Kristen Maki, a spokesperson for the Washington Department of Health (DOH), said the state has seen 21 cases of EVALI since the summer with no new confirmed cases since mid-November, although she said the DOH is still investing new suspected cases.

Unlike the national trend, most of Washington’s cases involved at least some e-cigarette use. Only three of Washington’s confirmed cases vaped exclusively THC, while nine vaped only nicotine. Six vaped both. One case vaped something else entirely and two cases vaped unknown substances.

This vape outbreak has sent shockwaves through Washington’s legal pot vape market, which is tightly regulated by the state and has grown increasingly large in recent years. Pot vape cartridges grew from 12 percent of the legal market in January of 2019 to 19 percent in June of 2019, according to Seattle analytics firm Headset. But the vape market dropped to 16 percent of the legal week market by September, after the health crisis hit.

Customers are clearly worried about whether Washington’s legal weed vapes are safe, but there has yet to be a confirmed case caused by one of Washington’s regulated pot vape cartridges. Maki said five of the state’s EVALI patients said they had purchased at least some of their pot vape cartridges from legal sources, but she said the patients were only able to give “vague” descriptions of the products, like “THC concentrates” or “such and such” crop.”

Maki said DOH has sent seven different confiscated vape cartridges to the FDA and CDC, but she was not aware if those products were legally purchased.

The Liquor and Cannabis Board, which regulates cannabis in Washington, required all legal vape manufacturers to submit entire product lists to the state by Dec. 1 of this month. An LCB spokesperson confirmed to The Stranger that Vitamin E Acetate was not included in any product descriptions.

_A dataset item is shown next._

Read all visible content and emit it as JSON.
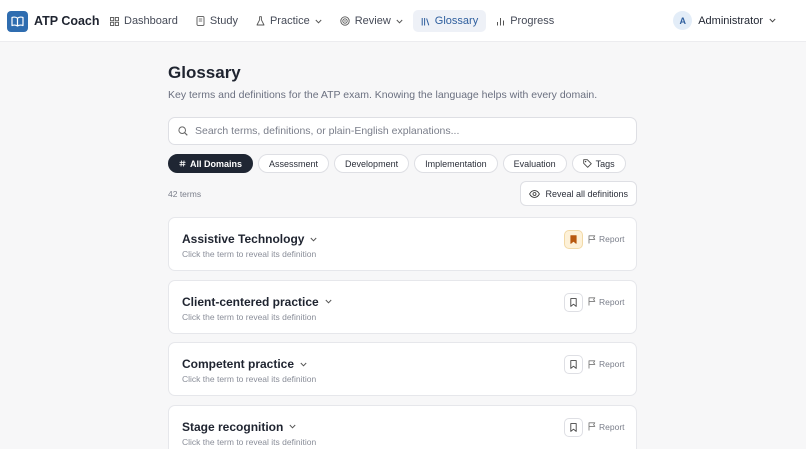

A police officer in Puyallup made headlines in September, at the peak of the EVALI crisis, when he sued five of Washington’s legal pot companies and accused them of giving him EVALI. The cop did not provide any evidence that those cartridges specifically caused him harm, other than saying he fell ill with EVALI and those were the products he had used. Mark Lindquist, the cop’s attorney, said they have yet to get test results back from the cartridges.

“Results not back yet for cartridges,” Lindquist said in an e-mail. “Given recent news, we will be asking specifically about Vitamin E Acetate.”